Por que o caso importa para a direita mineira
Nikolas Ferreira não é um deputado comum dentro do PL. Além da votação recorde em Minas e no país em 2022, ele se consolidou como uma das principais vozes digitais do bolsonarismo. A força dele não está apenas no mandato, mas na capacidade de pauta nas redes sociais e na influência sobre um eleitorado jovem, evangélico e conservador.
Por isso, qualquer atrito entre Nikolas e a família Bolsonaro tem efeito político maior. Se o deputado fica associado a Michelle contra Flávio, passa a ser lido por parte do entorno do senador como ameaça ou indisciplina. Se se distancia demais da ex-primeira-dama, pode perder conexão com uma ala importante do bolsonarismo religioso.
Esse equilíbrio pesa em Minas Gerais. O estado é o segundo maior colégio eleitoral do país e costuma ser decisivo em disputas presidenciais. Em 2026, o PL precisa manter unida uma base que inclui bolsonaristas tradicionais, lideranças evangélicas, parlamentares de mandato e novos influenciadores políticos. Nikolas transita justamente entre esses grupos.
A crise também pode interferir no palanque mineiro. O PL em Minas terá de administrar a disputa nacional, a relação com aliados estaduais e a força própria de Nikolas. Mesmo sem ser candidato ao governo, ele pode influenciar chapas proporcionais, campanhas municipais remanescentes, eventos conservadores e a mobilização digital no estado.

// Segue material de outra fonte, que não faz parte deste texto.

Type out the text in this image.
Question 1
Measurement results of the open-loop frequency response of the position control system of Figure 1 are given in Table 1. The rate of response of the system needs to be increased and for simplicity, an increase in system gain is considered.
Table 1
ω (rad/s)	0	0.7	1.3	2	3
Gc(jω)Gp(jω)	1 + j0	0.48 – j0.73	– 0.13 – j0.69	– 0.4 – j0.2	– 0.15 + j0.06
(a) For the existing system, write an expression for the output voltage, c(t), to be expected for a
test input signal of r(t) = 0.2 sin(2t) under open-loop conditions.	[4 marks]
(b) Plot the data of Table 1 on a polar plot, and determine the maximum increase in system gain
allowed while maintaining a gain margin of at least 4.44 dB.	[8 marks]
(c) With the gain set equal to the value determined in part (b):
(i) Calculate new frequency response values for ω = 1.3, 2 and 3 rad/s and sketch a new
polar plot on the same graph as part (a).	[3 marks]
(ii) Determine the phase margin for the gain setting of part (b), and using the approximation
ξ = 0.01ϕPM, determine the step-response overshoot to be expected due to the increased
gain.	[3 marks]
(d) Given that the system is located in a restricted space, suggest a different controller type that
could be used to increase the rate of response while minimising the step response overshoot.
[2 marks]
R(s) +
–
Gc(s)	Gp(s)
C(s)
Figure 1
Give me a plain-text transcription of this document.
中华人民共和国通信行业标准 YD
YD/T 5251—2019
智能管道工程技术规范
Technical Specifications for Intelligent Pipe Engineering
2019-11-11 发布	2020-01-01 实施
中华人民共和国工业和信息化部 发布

O que diz a nota oficial do deputado:
“Em relação às informações divulgadas pela jornalista Andréia Sadi, na Globo News, segundo as quais pessoas que trabalham ou trabalharam com o deputado federal Nikolas Ferreira teriam participado da elaboração do vídeo divulgado por Michelle Bolsonaro, esclarecemos que a informação é absolutamente falsa. “Nem o deputado Nikolas Ferreira, nem qualquer integrante de sua equipe participou da concepção, roteirização, produção, gravação, edição ou qualquer outra etapa relacionada ao referido vídeo”.